The Medicaid question
Regarding public coverage in North Dakota: North Dakota expanded Medicaid in 2014 under the Affordable Care Act. The significance is structural — has realistic access to Medicaid coverage for addiction treatment once enrolled, and that fact ripples into facility-level economics, charity-care availability, and the real network a patient can access.
The overdose-mortality context
The overdose rate in North Dakota runs 14.7 per 100,000 residents (CDC 2023). That number is a useful input, not a verdict — it reflects the scale of the local crisis and helps calibrate urgency. oil-patch workforce substance patterns and tribal-area access gaps Treatment-planning decisions work backward from what the local epidemiology implies.

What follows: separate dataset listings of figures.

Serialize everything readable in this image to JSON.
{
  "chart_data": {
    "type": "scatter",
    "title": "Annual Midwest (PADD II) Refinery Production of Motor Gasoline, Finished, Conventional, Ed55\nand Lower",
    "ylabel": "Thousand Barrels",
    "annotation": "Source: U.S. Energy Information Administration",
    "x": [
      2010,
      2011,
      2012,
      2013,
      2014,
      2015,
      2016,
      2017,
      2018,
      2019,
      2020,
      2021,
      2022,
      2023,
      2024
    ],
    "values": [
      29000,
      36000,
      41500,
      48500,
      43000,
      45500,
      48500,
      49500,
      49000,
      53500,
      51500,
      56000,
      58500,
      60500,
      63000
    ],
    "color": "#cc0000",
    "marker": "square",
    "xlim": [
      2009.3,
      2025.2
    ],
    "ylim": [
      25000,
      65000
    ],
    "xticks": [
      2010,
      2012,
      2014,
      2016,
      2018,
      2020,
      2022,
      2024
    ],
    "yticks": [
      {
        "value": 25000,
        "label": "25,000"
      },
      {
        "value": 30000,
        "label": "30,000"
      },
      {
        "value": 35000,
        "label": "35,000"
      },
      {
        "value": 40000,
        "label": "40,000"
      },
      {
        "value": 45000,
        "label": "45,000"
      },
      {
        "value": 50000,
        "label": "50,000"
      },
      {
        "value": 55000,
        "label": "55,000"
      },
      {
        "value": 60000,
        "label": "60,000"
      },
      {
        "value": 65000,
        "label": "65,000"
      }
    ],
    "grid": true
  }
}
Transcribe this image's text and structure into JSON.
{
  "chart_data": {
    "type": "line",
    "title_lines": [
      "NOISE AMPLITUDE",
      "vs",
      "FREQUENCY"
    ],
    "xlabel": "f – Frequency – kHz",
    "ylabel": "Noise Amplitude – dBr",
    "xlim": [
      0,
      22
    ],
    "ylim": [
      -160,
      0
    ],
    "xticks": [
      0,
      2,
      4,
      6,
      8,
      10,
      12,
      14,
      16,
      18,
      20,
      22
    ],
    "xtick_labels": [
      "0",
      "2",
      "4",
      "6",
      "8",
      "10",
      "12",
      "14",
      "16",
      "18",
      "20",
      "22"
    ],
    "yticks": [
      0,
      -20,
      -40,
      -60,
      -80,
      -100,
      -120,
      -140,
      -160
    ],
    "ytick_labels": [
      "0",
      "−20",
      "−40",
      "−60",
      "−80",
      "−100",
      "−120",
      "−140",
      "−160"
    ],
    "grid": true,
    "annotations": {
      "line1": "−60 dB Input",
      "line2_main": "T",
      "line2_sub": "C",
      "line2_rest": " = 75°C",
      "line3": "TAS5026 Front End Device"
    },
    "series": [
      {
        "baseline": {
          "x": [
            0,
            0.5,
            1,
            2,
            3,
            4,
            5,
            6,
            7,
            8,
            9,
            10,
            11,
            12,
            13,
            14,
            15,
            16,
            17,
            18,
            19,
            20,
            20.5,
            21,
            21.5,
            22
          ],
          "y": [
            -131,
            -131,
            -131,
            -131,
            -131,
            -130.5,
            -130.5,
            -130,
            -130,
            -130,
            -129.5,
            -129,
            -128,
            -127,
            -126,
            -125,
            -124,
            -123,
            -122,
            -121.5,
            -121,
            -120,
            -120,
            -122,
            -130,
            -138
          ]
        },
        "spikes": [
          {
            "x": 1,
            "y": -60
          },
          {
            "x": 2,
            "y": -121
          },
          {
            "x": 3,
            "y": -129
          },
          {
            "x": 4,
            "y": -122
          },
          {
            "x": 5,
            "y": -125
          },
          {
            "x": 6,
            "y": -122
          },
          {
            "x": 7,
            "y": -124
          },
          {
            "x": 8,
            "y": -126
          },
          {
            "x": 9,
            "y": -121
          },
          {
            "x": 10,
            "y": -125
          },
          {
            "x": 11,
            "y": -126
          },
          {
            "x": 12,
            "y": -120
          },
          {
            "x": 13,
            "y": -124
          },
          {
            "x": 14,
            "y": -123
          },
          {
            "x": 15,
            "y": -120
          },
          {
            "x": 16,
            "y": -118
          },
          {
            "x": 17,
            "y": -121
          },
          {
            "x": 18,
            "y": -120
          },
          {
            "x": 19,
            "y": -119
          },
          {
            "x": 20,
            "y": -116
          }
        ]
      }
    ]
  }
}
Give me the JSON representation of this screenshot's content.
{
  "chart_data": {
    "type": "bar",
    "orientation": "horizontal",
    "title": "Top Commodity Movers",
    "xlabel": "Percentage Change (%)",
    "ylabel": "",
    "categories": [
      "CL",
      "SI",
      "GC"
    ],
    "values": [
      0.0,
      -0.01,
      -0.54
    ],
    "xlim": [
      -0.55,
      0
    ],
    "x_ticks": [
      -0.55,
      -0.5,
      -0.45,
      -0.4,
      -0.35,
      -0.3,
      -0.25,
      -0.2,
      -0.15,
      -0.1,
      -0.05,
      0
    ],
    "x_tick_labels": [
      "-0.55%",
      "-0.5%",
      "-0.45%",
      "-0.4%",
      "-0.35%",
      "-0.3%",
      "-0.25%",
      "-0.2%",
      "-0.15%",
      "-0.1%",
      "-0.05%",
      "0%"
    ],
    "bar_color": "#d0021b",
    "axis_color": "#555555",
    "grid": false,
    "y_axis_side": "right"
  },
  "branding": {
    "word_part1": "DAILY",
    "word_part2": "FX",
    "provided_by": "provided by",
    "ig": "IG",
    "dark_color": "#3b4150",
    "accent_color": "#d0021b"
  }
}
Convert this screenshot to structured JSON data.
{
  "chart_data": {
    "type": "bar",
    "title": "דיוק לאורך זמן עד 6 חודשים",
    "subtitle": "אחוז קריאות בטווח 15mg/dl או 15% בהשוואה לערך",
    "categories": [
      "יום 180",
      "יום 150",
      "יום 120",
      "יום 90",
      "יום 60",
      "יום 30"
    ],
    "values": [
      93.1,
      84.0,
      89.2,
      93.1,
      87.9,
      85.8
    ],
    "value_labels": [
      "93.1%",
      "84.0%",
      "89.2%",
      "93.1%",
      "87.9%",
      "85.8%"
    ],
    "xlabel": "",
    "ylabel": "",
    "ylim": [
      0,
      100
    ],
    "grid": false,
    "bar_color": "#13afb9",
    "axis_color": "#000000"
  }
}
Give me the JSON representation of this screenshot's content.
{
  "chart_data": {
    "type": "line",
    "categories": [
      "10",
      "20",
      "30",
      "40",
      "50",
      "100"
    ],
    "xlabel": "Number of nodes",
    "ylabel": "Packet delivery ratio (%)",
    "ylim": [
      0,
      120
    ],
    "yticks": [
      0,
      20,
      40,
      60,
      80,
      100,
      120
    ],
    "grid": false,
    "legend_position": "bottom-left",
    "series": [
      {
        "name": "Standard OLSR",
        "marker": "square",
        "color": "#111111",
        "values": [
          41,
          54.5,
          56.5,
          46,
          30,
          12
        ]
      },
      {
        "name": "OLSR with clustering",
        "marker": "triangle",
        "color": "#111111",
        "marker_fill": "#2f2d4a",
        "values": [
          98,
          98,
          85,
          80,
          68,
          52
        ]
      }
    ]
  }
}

How access actually works in North Dakota
Operationally, working through North Dakota's 64 facilities requires a method. The productive sequence: start with insurance benefits verification, narrow to in-network facilities within reasonable travel distance, then filter by clinical-framework alignment (ASAM 4e) and MAT availability. Skipping the benefits step produces most of the post-admission financial disputes.
What to do next
The most productive next step in North Dakota is usually an outside clinical assessment — a primary-care doctor, a licensed substance-use counselor, or the SAMHSA National Helpline (1-800-662-HELP). The assessment clarifies what level of care is actually warranted, which is the foundation for everything that follows.
Last updated April 2026. Sources: SAMHSA Treatment Locator, CDC WONDER (overdose mortality 2023), KFF Medicaid Tracker, ASAM Criteria 4e. See our editorial policy.